Today I Learn… I make a point of learning something new everyday. This is what I learn each day

1, Sep 10, 2009

Weight, Waistline, and Responsible Parenting

Filed under: Health — admin @ 12:51 am

Recently, I read an article from New York Times, called “For the Overweight, Bad Advice by the Spoonful,” by Gina Kolata. It starts with this statement, “Nearly two-thirds of the United States population is overweight.”

The article reminds me of what my son told me after he got back from China. He saw many people with overweight issue even among our relatives, so much as that people considered him to be skinny there. I have also seen some of my relatives who indulge their children with whatever they want to indulge. Imagine the consequence of such irresponsible parenting.

Actually my children are neither over nor under weight, being right in the middle. Still, I would like to send this message to both of them, reminding them of possible health hazards inflicted by those extra pounds, especially around one’s waistline.
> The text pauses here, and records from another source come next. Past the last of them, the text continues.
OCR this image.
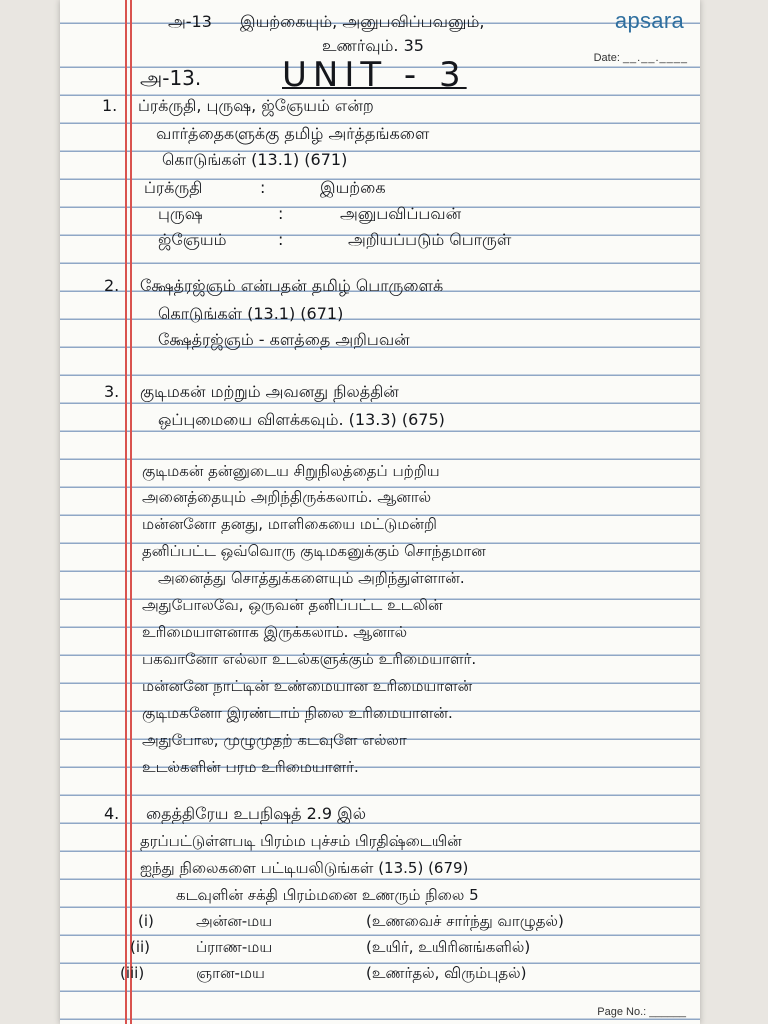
apsara
Date: __.__.____
அ-13 இயற்கையும், அனுபவிப்பவனும்,
உணர்வும். 35
அ-13. UNIT - 3
1. ப்ரக்ருதி, புருஷ, ஜ்ஞேயம் என்ற
வார்த்தைகளுக்கு தமிழ் அர்த்தங்களை
கொடுங்கள் (13.1) (671)
ப்ரக்ருதி	:	இயற்கை
புருஷ	:	அனுபவிப்பவன்
ஜ்ஞேயம்	:	அறியப்படும் பொருள்
2. க்ஷேத்ரஜ்ஞம் என்பதன் தமிழ் பொருளைக்
கொடுங்கள் (13.1) (671)
க்ஷேத்ரஜ்ஞம் - களத்தை அறிபவன்
3. குடிமகன் மற்றும் அவனது நிலத்தின்
ஒப்புமையை விளக்கவும். (13.3) (675)
குடிமகன் தன்னுடைய சிறுநிலத்தைப் பற்றிய
அனைத்தையும் அறிந்திருக்கலாம். ஆனால்
மன்னனோ தனது, மாளிகையை மட்டுமன்றி
தனிப்பட்ட ஒவ்வொரு குடிமகனுக்கும் சொந்தமான
அனைத்து சொத்துக்களையும் அறிந்துள்ளான்.
அதுபோலவே, ஒருவன் தனிப்பட்ட உடலின்
உரிமையாளனாக இருக்கலாம். ஆனால்
பகவானோ எல்லா உடல்களுக்கும் உரிமையாளர்.
மன்னனே நாட்டின் உண்மையான உரிமையாளன்
குடிமகனோ இரண்டாம் நிலை உரிமையாளன்.
அதுபோல, முழுமுதற் கடவுளே எல்லா
உடல்களின் பரம உரிமையாளர்.
4. தைத்திரேய உபநிஷத் 2.9 இல்
தரப்பட்டுள்ளபடி பிரம்ம புச்சம் பிரதிஷ்டையின்
ஐந்து நிலைகளை பட்டியலிடுங்கள் (13.5) (679)
கடவுளின் சக்தி பிரம்மனை உணரும் நிலை 5
(i)	அன்ன-மய	(உணவைச் சார்ந்து வாழுதல்)
(ii)	ப்ராண-மய	(உயிர், உயிரினங்களில்)
(iii)	ஞான-மய	(உணர்தல், விரும்புதல்)
Page No.: ______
Here are some examples of health dangers related to excess body fat
– 80 percent of type 2 diabetes patients are obese
– 70 percent of coronary heart disease and stroke is related to obesity
– 42 percent of breast and colon cancer patients are obese
– Gallstones occur approximately 3 times more often in obese than in non-obese patients.
– 26 percent of obese patients have elevated blood pressure
– The psychological impact of overweight can never be overestimated.
– Extra fat can make one look a decade older than one’s biological age.
– One feels tired easily when one needs to carry the extra pounds around.

Wide waistline is particularly dangerous. An overweight woman with a waist 35 inches or larger, or an overweight man with at least a 40-inch waist, is at increased risk for diabetes and heart disease.

One last word specially for parents. “Studies of obese adults show a strong connection between body weight in childhood (or adolescence) and weight in adulthood. In short, obese children are more likely to grow up into obese adults.” It is up to the parents to make sure that their children do not end up being one of the 2/3 population.